Distillers Dried Grains with Solubles (DDGS)
DDGS Comments: A price break of $3-5/MT is reported to have started in the rail market. However, some of the DDGS producers were already asking higher prices for rail-loaded product than truck loaded product because it was taking longer than expected for some of the rail cars to return to plants for reloading. The key point here is that the domestic truck rates may not have quite as much downside room as the rail rates at the DDGS production facilities, where they are already being priced lower.
Naturally, domestic DDGS buyers are requesting lower prices as they consider present uncertainties regarding the Chinese market, recent increases in ethanol production and price weakness in corn futures. However, much of Chinese-related uncertainty may already be built into the present futures prices and additional downside in futures contracts may be limited, particularly if large speculators decide to buy back some of their large short positions before the end of the calendar year.

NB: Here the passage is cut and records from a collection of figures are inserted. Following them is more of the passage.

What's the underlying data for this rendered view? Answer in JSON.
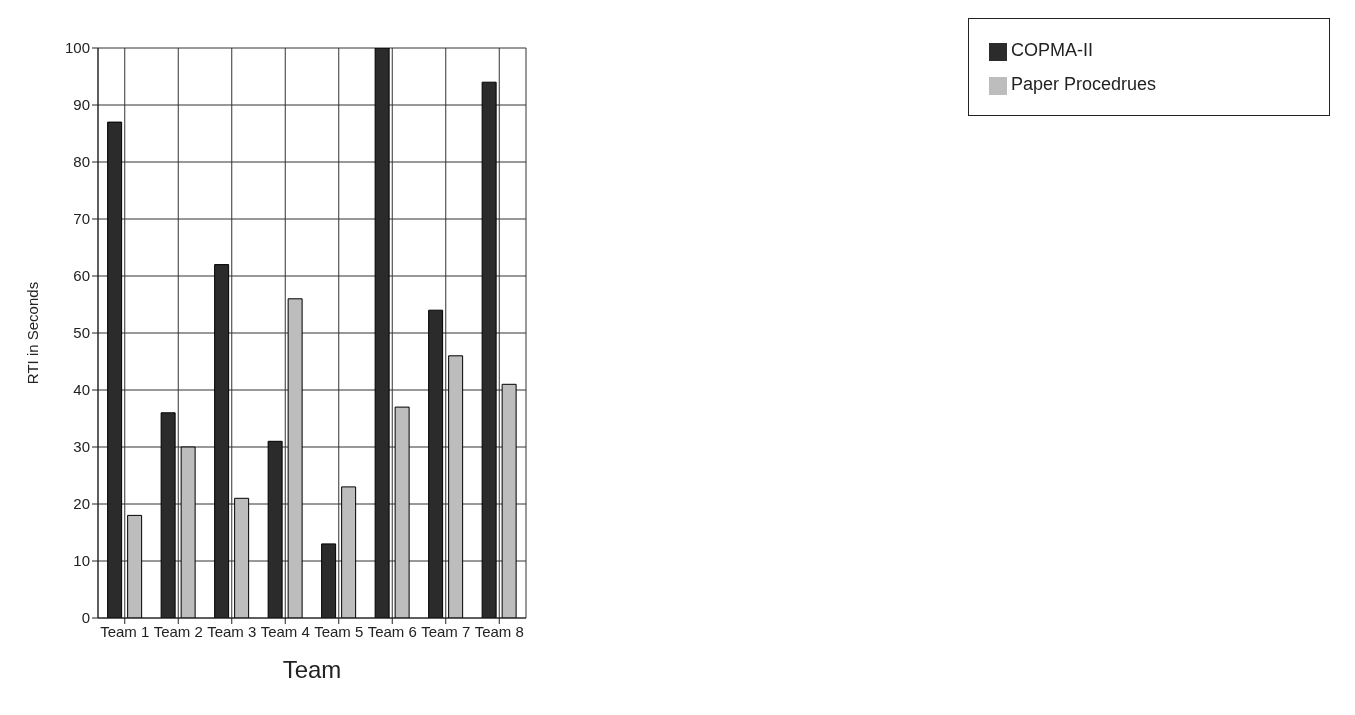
{
  "chart_data": {
    "type": "bar",
    "xlabel": "Team",
    "ylabel": "RTI in Seconds",
    "categories": [
      "Team 1",
      "Team 2",
      "Team 3",
      "Team 4",
      "Team 5",
      "Team 6",
      "Team 7",
      "Team 8"
    ],
    "series": [
      {
        "name": "COPMA-II",
        "color": "#2b2b2b",
        "values": [
          87,
          36,
          62,
          31,
          13,
          100,
          54,
          94
        ]
      },
      {
        "name": "Paper Procedrues",
        "color": "#bdbdbd",
        "values": [
          18,
          30,
          21,
          56,
          23,
          37,
          46,
          41
        ]
      }
    ],
    "ylim": [
      0,
      100
    ],
    "yticks": [
      0,
      10,
      20,
      30,
      40,
      50,
      60,
      70,
      80,
      90,
      100
    ],
    "grid": true,
    "legend": "top right"
  }
}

In relation to a buying strategy, one merchandiser pointed out the interesting fact that the nearby (December) DDGS prices are as much as $15 higher than January-forward prices. Therefore, purchasing a longer time period could decrease the overall cost of DDGS since the nearby product would be discounted with the deferred shipments.
The price of DDGS are generally still at a premium to the flat-price of corn, but that is partly because DDGS are increasingly being priced into feed rations as a protein source – a source that is competitive against alternative sources of protein from soybean, canola or cottonseed meal.
Ethanol Comments: The December WASDE report was not bearish for feed grains, however, an end of week sell-off did occur in corn futures because of reports that 10 U.S. senators were introducing a bill to end the corn-based portion of the Renewable Fuel Standard (RFS). This bill has little prospect of success because Senator Barbara Boxer (D-CA),chairwoman of the Senate Environment and Public Works Committee, has noted that she holds the gavel and will not allow a reversal in current RFS policy. Consequently, a sell-off in corn futures is simply an opportunity for ethanol facilities to extend their future hedge coverage.
USDA increased the estimated amount of corn used in ethanol and by-product production in the current 2013/14 crop year by 50 million bushels, from 4,900 to 4,950 million bushels. Demand for ethanol remains sufficiently strong so that even though the most recent production of 944,000 barrels per day (bpd) is 14.6 percent above the year ago level, the total U.S. ethanol stocks level of 15.4 million barrels is still 22.9 percent below prior-year’s level of 20 million barrels.
Producer margins continue to remain healthy as implied by the differentials between corn and the co-products values across the Corn Belt:
– Illinois differential is $4.50 per bushel in comparison to $4.81 the prior week and $1.71 a year ago.
– Iowa differential is $4.25 per bushel in comparison to $4.32 the prior week and $1.31 a year ago.
– Nebraska differential is $3.87 per bushel in comparison to $3.80 the prior week and $1.60 a year ago.
– South Dakota’s data was unavailable this week.